Desiring to grow in knowledge of the Bible, Pink immigrated to the United States to study at Moody Bible Institute. In 1916 he married Vera E. Russell (January 8, 1893 - July 17, 1962), who was from Kentucky. However, he left after just two months for Colorado, then California, then Britain. From 1925 to 1928 he served in Australia, including as pastor of two congregations from 1926 to 1928, when he returned to England, and to the United States the following year. He eventually pastored churches in Colorado, California, Kentucky, and South Carolina.

      Converted in 1908 at the age of 22, Arthur Pink left England in 1910 to Study and Moody Bible Institue in Chicago, Illinois. He left after two months and pastored a church in Silverton, Colorado. He had short term pastorates in California, Kentuck and South Carolina.

      His first major work, Divine Inspiration Of The Bible, was published in 1917, followed by The Sovereignty Of God, in 1918 which sold less than 2000 copies. He edited the magazine, Studies In The Scriptures, from 1922-1923, in which much of his published works appeared, but circulation was poor, never more than 1000 subscribers.

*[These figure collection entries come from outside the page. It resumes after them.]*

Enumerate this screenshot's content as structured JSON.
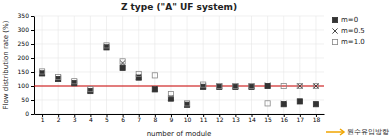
{
  "chart_data": {
    "type": "scatter",
    "title": "Z type (\"A\" UF system)",
    "x_label": "number of module",
    "y_label": "Flow distribution rate (%)",
    "x": [
      1,
      2,
      3,
      4,
      5,
      6,
      7,
      8,
      9,
      10,
      11,
      12,
      13,
      14,
      15,
      16,
      17,
      18
    ],
    "xlim": [
      0.5,
      18.5
    ],
    "xticks": [
      1,
      2,
      3,
      4,
      5,
      6,
      7,
      8,
      9,
      10,
      11,
      12,
      13,
      14,
      15,
      16,
      17,
      18
    ],
    "ylim": [
      0,
      350
    ],
    "yticks": [
      0,
      50,
      100,
      150,
      200,
      250,
      300,
      350
    ],
    "grid": true,
    "legend": "right",
    "series": [
      {
        "name": "m=0",
        "marker": "square",
        "color": "#333333",
        "values": [
          145,
          125,
          110,
          82,
          238,
          165,
          130,
          88,
          55,
          33,
          97,
          97,
          97,
          97,
          100,
          35,
          45,
          35
        ]
      },
      {
        "name": "m=0.5",
        "marker": "x",
        "color": "#333333",
        "values": [
          148,
          128,
          113,
          85,
          241,
          182,
          133,
          91,
          58,
          36,
          100,
          100,
          100,
          100,
          103,
          38,
          100,
          100
        ]
      },
      {
        "name": "m=1.0",
        "marker": "square-open",
        "color": "#888888",
        "values": [
          152,
          132,
          117,
          89,
          245,
          188,
          143,
          138,
          71,
          38,
          105,
          100,
          100,
          100,
          38,
          100,
          100,
          100
        ]
      }
    ],
    "reference_line": {
      "value": 100,
      "color": "#cc0000"
    },
    "annotations": [
      {
        "text": "원수유입방향",
        "color": "#f0a500"
      }
    ]
  }
}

      He spent three years preaching in Australia and returned to England in 1928 for a year. Returning to the United States he spent eight years in itinerant ministry. He returned to England for the last years of his life, living an isolated life.

      Pink is famous for his writings, which had the most effect after his death, but his personal ministry as a pastor was largely a failure.